Help with finding out ohm/sq

[MSLayout]

Hi, I have a circuit in which the output must carry 20mA. I have sandwiched 3 layers of metal to help carry the load. Each metal is 35um long and 10 um wide. There are 315 vias between each layer. How do I figure out the sandwiched mA/sq plus what the vias draw?

Thanks,

 

[erikl]

In a first approximation you may neglect the missing via area; for a current of 20mA consider the 3 metal wires as parallel. So you have 35/(10*3) ≈ 1.2 squares. With a w.c. sheet resistance of 0.1 Ω/sq (example) this provides a resistance of 0.12 Ω, or 2.4 mV drop for 20 mA current.

Do not fill the wires completely with vias. Leave free rows (e.g. every second) in current direction. Don't stack the vias, stagger them from one layer to the next.

 

[leo_o2]

Metal current density is usually evaluated by mA/um. For many processes, it is around 1mA/um for continuous current.

 

[erikl]

Metal current density is usually evaluated by mA/um.
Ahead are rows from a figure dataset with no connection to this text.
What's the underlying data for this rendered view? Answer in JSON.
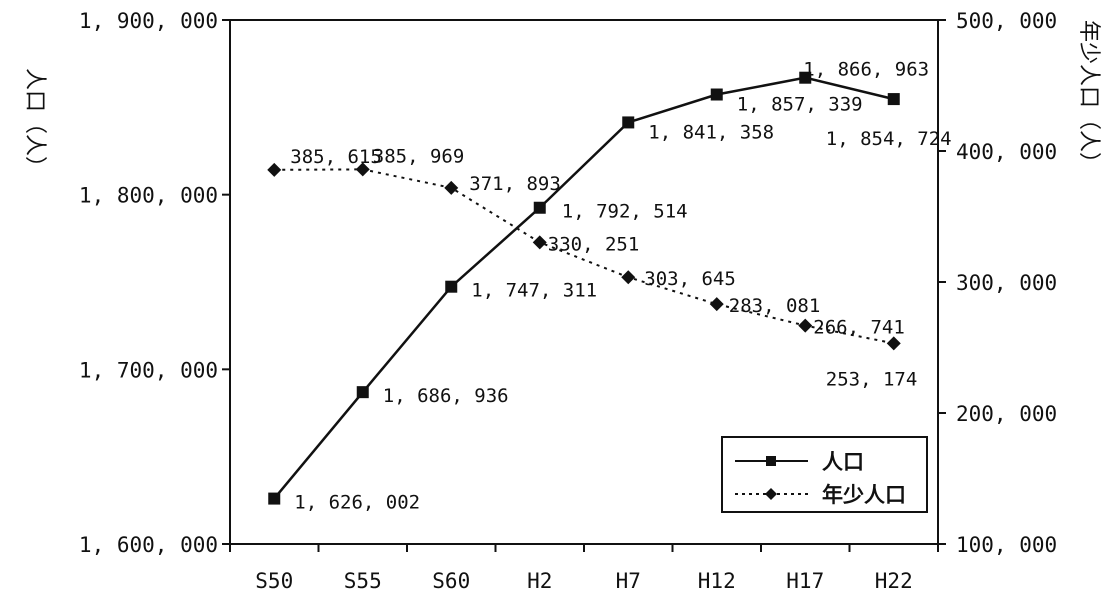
{
  "chart_data": {
    "type": "line",
    "categories": [
      "S50",
      "S55",
      "S60",
      "H2",
      "H7",
      "H12",
      "H17",
      "H22"
    ],
    "left_axis": {
      "label": "人口（人）",
      "ylim": [
        1600000,
        1900000
      ],
      "ticks": [
        "1, 600, 000",
        "1, 700, 000",
        "1, 800, 000",
        "1, 900, 000"
      ]
    },
    "right_axis": {
      "label": "年少人口（人）",
      "ylim": [
        100000,
        500000
      ],
      "ticks": [
        "100, 000",
        "200, 000",
        "300, 000",
        "400, 000",
        "500, 000"
      ]
    },
    "series": [
      {
        "name": "人口",
        "axis": "left",
        "style": "solid",
        "marker": "square",
        "values": [
          1626002,
          1686936,
          1747311,
          1792514,
          1841358,
          1857339,
          1866963,
          1854724
        ],
        "labels": [
          "1, 626, 002",
          "1, 686, 936",
          "1, 747, 311",
          "1, 792, 514",
          "1, 841, 358",
          "1, 857, 339",
          "1, 866, 963",
          "1, 854, 724"
        ]
      },
      {
        "name": "年少人口",
        "axis": "right",
        "style": "dotted",
        "marker": "diamond",
        "values": [
          385615,
          385969,
          371893,
          330251,
          303645,
          283081,
          266741,
          253174
        ],
        "labels": [
          "385, 615",
          "385, 969",
          "371, 893",
          "330, 251",
          "303, 645",
          "283, 081",
          "266, 741",
          "253, 174"
        ]
      }
    ],
    "legend_position": "bottom-right",
    "grid": false,
    "colors": {
      "line": "#111111",
      "background": "#ffffff"
    }
  }
}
For many processes, it is around 1mA/um for continuous current.

Leo, such recommended values concern the limitation of electromigration over the chip's lifetime, and they depend heavily on operating temperature. Wire resistance and voltage drop is not considered by those values.

 

[leo_o2]

Yes, erikl. I have thought he is considering current density.

 

[erikl]

I have thought he is considering current density.

May be you are right, Leo, sorry! I just thought of resistance and voltage drop ;-)

 

[Teddy]

This is very technology dependent question. - be sure to check electromigration rules for process you use!!!!
But as a rule of thumb - "normal" metal (not thick top level) is about 1mA/um peak dc current. at 110C if you go to 125C it is usualy 65% of the 110C value.
Vias - usualy about 0.4mA/via.

That said each metal strip can carry about 10mA of DC current at 110C. Vias can handle 315*0.4=126 mA (at 110C)

Also via stacking - check the rules . On older processes with not so good planarization you should not stack. On newer ones they actually make you to stack them.